Rzeczniczka prasowa rządu Iwona Sulik informowała dzisiaj o spotkaniu ministra pracy Władysława Kosiniaka Kamysza ze związkowcami i pracodawcami wyznaczonym na poniedziałek.

To spotkanie zaplanowane zostało wiele tygodni wcześniej i dotyczy ożywienia dialogu społecznego a nie związkowych postulatów - zaznaczył w rozmowie z IAR szef OPZZ Jan Guz. Dodał, że teraz związkowcy oczekują rozmowy z panią premier o ważnych dla ludzi pracy sprawach - takich jak wiek emerytalny, umowy śmieciowy i problemy poszczególnych branż. Zdaniem związkowców, to powinna być właśnie pani premier a nie minister pracy, który nie ma umocowania do rozwiązania wielu spraw branżowych, gospodarczych i społecznych.

Jan Guz zaznaczył, że związkom zależy, by w rozmowach uczestniczyły trzy centrale związkowe - Solidarność, Forum Związków Zawodowych i OPZZ bez obecności pracodawców.

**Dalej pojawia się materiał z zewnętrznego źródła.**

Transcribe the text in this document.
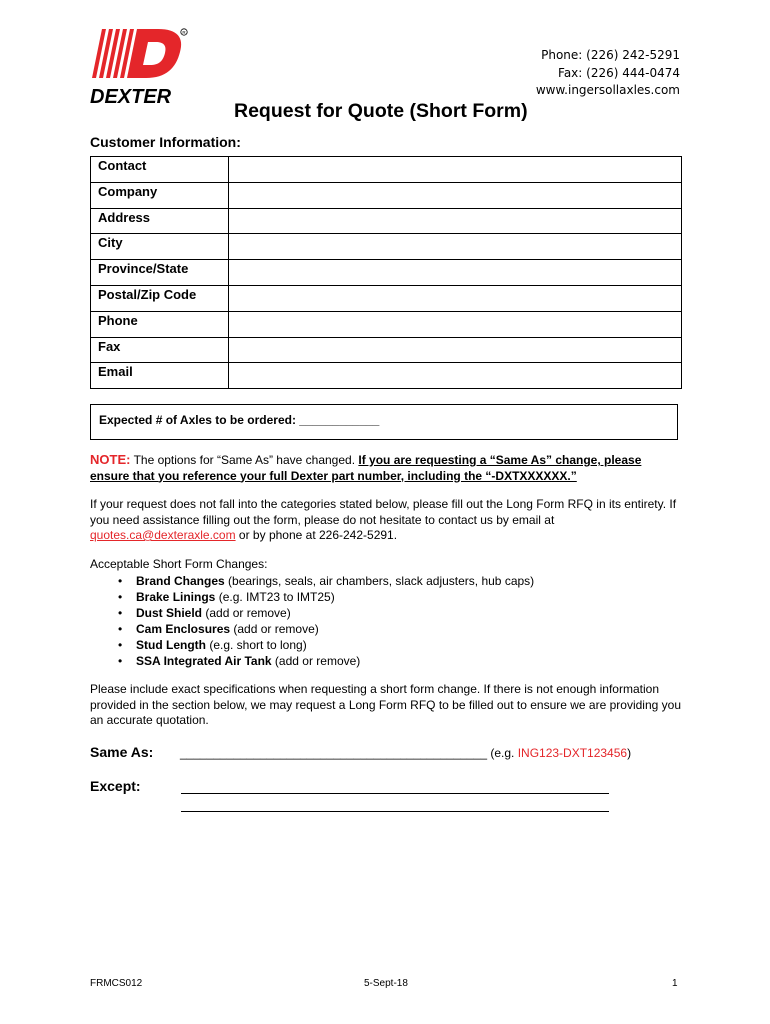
R
DEXTER
Phone: (226) 242-5291
Fax: (226) 444-0474
www.ingersollaxles.com
Request for Quote (Short Form)
Customer Information:
Contact	
Company	
Address	
City	
Province/State	
Postal/Zip Code	
Phone	
Fax	
Email	
Expected # of Axles to be ordered: ____________
NOTE: The options for “Same As” have changed. If you are requesting a “Same As” change, please ensure that you reference your full Dexter part number, including the “-DXTXXXXXX.”
If your request does not fall into the categories stated below, please fill out the Long Form RFQ in its entirety. If you need assistance filling out the form, please do not hesitate to contact us by email at quotes.ca@dexteraxle.com or by phone at 226-242-5291.
Acceptable Short Form Changes:
• Brand Changes (bearings, seals, air chambers, slack adjusters, hub caps)
• Brake Linings (e.g. IMT23 to IMT25)
• Dust Shield (add or remove)
• Cam Enclosures (add or remove)
• Stud Length (e.g. short to long)
• SSA Integrated Air Tank (add or remove)
Please include exact specifications when requesting a short form change. If there is not enough information provided in the section below, we may request a Long Form RFQ to be filled out to ensure we are providing you an accurate quotation.
Same As: ______________________________________________ (e.g. ING123-DXT123456)
Except:
FRMCS012	5-Sept-18	1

Wiadomo, że pracodawcy mają inne zdanie niż związkowcy i chodzi o to, by przedstawiciele związkowych central mogli spokojnie mówić, co im przeszkadza, co ich dręczy - podkreślił Jan Guz.

Związkowcy oczekują, iż negocjacje związków zawodowych z rządem rozpoczną się jeszcze w styczniu.